The findings emphasize that expert guidance and precise prompts are crucial for transforming insecure code into secure, reliable software artifacts.

Summary of "You still have to study" -- On the Security of LLM generated code

The paper "You still have to study" -- On the Security of LLM generated code" (2408.07106) provides an in-depth analysis into the security concerns pertaining to code generated by LLMs. The authors, Stefan Götz and Andreas Schaad, focus on the intersection of AI-assisted code generation and the prevalent security vulnerabilities that may arise from it. By investigating the output from several prominent AI code generation models including ChatGPT, Copilot, CodeLlama, and CodeWhisperer, the research scrutinizes the extent to which AI models can generate secure code and the influence of prompt quality on code security.

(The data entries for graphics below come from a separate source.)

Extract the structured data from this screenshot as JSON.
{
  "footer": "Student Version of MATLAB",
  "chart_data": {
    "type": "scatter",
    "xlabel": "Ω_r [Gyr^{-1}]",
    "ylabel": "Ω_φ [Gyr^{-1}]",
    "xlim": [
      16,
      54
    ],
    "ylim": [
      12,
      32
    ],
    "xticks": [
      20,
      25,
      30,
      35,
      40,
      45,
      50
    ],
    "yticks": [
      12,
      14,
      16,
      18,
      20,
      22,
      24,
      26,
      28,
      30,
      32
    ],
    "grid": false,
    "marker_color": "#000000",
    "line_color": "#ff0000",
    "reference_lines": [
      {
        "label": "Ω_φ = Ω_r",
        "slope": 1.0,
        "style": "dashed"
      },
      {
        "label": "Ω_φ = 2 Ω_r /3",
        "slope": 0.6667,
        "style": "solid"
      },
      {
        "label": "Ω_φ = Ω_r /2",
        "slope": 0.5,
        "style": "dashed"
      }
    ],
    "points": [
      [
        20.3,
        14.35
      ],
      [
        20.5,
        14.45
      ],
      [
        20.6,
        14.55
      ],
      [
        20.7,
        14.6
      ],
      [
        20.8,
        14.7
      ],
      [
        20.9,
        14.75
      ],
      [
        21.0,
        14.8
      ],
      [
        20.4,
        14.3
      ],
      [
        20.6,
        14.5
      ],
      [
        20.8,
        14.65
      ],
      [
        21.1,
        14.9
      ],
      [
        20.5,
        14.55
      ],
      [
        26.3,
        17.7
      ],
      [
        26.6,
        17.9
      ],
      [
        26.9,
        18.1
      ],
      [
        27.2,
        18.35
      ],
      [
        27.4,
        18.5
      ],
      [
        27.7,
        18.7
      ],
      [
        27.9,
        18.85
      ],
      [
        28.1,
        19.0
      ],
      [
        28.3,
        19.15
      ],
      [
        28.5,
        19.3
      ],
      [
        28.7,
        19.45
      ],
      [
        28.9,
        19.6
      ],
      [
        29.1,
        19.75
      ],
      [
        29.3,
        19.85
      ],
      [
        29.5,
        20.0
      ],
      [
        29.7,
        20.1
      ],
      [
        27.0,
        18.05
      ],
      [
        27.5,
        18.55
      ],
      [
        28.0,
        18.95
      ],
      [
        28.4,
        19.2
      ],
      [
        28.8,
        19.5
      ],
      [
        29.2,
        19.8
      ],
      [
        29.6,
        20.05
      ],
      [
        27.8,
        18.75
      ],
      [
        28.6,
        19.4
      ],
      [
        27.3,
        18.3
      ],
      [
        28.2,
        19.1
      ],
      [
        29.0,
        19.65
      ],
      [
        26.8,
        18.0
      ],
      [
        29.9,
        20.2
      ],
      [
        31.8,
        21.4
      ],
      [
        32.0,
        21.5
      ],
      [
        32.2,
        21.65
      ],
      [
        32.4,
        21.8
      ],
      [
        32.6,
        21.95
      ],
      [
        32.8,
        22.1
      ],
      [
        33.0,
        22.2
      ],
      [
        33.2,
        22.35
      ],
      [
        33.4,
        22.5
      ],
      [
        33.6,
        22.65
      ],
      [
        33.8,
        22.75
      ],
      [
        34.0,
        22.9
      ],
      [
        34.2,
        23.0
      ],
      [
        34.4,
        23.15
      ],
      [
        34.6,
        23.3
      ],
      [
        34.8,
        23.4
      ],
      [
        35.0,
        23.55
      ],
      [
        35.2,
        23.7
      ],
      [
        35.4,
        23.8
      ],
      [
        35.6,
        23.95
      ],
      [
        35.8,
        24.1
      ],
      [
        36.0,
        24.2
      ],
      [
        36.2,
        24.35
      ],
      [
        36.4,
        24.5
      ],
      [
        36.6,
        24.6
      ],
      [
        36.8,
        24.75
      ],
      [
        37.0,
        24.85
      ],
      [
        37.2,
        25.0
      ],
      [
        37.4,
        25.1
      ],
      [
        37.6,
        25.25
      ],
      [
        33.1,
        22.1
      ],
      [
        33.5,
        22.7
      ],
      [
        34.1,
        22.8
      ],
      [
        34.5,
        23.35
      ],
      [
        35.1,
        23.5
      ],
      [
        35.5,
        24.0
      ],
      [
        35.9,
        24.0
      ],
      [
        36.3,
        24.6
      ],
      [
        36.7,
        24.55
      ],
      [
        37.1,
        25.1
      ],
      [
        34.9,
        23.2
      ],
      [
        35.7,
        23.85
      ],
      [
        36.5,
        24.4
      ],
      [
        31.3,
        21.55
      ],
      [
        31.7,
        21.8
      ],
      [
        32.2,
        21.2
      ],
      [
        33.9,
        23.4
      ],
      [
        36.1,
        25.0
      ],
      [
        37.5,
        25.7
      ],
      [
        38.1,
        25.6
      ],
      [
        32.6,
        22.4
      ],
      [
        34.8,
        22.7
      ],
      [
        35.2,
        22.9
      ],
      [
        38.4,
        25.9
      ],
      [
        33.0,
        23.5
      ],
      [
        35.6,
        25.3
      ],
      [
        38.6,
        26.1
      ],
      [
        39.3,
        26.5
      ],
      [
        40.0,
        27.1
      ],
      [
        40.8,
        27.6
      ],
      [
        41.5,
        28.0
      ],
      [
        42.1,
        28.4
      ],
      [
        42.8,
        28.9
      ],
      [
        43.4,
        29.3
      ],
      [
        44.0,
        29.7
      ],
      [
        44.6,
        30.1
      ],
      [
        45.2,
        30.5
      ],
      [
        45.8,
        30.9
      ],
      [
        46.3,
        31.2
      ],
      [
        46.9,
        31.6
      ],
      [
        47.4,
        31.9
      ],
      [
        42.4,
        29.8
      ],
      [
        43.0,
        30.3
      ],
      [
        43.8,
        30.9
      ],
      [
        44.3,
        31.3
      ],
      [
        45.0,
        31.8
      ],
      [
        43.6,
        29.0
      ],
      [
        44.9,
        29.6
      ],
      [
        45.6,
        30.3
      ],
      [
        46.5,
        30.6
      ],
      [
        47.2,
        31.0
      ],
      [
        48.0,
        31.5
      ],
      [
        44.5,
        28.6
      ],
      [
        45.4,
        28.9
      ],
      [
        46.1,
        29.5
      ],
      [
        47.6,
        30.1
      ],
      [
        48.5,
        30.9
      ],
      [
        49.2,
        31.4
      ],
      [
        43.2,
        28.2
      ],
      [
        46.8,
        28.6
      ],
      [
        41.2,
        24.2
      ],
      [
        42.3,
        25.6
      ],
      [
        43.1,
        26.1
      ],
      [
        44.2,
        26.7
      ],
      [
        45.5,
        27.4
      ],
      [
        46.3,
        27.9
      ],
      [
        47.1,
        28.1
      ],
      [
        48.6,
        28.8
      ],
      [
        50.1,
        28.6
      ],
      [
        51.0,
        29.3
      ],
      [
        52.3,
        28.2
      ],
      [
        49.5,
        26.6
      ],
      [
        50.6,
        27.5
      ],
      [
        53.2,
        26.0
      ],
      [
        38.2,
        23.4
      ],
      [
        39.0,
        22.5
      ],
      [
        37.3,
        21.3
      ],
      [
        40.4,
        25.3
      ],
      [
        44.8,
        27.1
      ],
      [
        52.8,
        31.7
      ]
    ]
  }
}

Analysis of AI Code Assistants

The paper highlights the pervasive use of AI assistants in software development processes, noting that LLMs are increasingly employed even by novice programmers for routine tasks. However, the security of the code generated by these LLMs presents significant concerns, often failing to meet established security standards. The study utilizes the MITRE CWE catalogue as a benchmark for evaluating code security, revealing that initial outputs from LLMs can result in as much as 65% insecure code. Nevertheless, the paper shows that with extensive guidance from security experts through enhanced prompting techniques, the generated code can become almost entirely secure.

Experiments in Prompt Engineering

Central to the research is the application of varying prompt engineering techniques to evaluate their impact on code security. The authors employ zero-shot, few-shot, and chain-of-thought prompting methods across multiple languages including Python and JavaScript. The study's findings illustrate that while some LLMs possess a latent capability to understand and implement secure coding practices, the efficacy of security implementation is significantly influenced by the specificity and clarity of the prompts used. For instance, results indicate that some models initially generated code devoid of security against SQL injections and path traversal vulnerabilities, but improved drastically when supplied with targeted or iterative prompts emphasizing security measures.

Implications for Code Security

The research underscores the necessity for software developers using AI code assistants to possess a sound understanding of security principles. A key implication of the findings is that merely instructing an AI model to produce "secure" code is insufficient without guidance through specific security-related prompts. This insight is critical for academia and industry, signaling the need for deliberate prompt engineering and active developer involvement to ensure security is prioritized in AI-generated code artefacts.

Future Directions

The authors suggest several future research avenues, including the exploration of AI-assisted code generation in languages beyond Python and JavaScript, such as Rust and C#. They also propose conducting user studies among computer science students to evaluate the educational impact on prompt methodologies. Additionally, the potential integration of static analysis tools with automated feedback loops presents a promising pathway for refining LLM-generated code security.

Conclusion

The paper concludes that while LLMs have enhanced the capabilities of code generation, their proficiency in generating secure code is reliant on adept prompt engineering and the direct involvement of experts knowledgeable in secure coding practices. It calls attention to the ongoing requirement for developers to critically engage with AI models to mitigate security risks—a notion encapsulated in the paper's title, emphasizing that reliance on AI does not absolve developers from the responsibility of ensuring code security.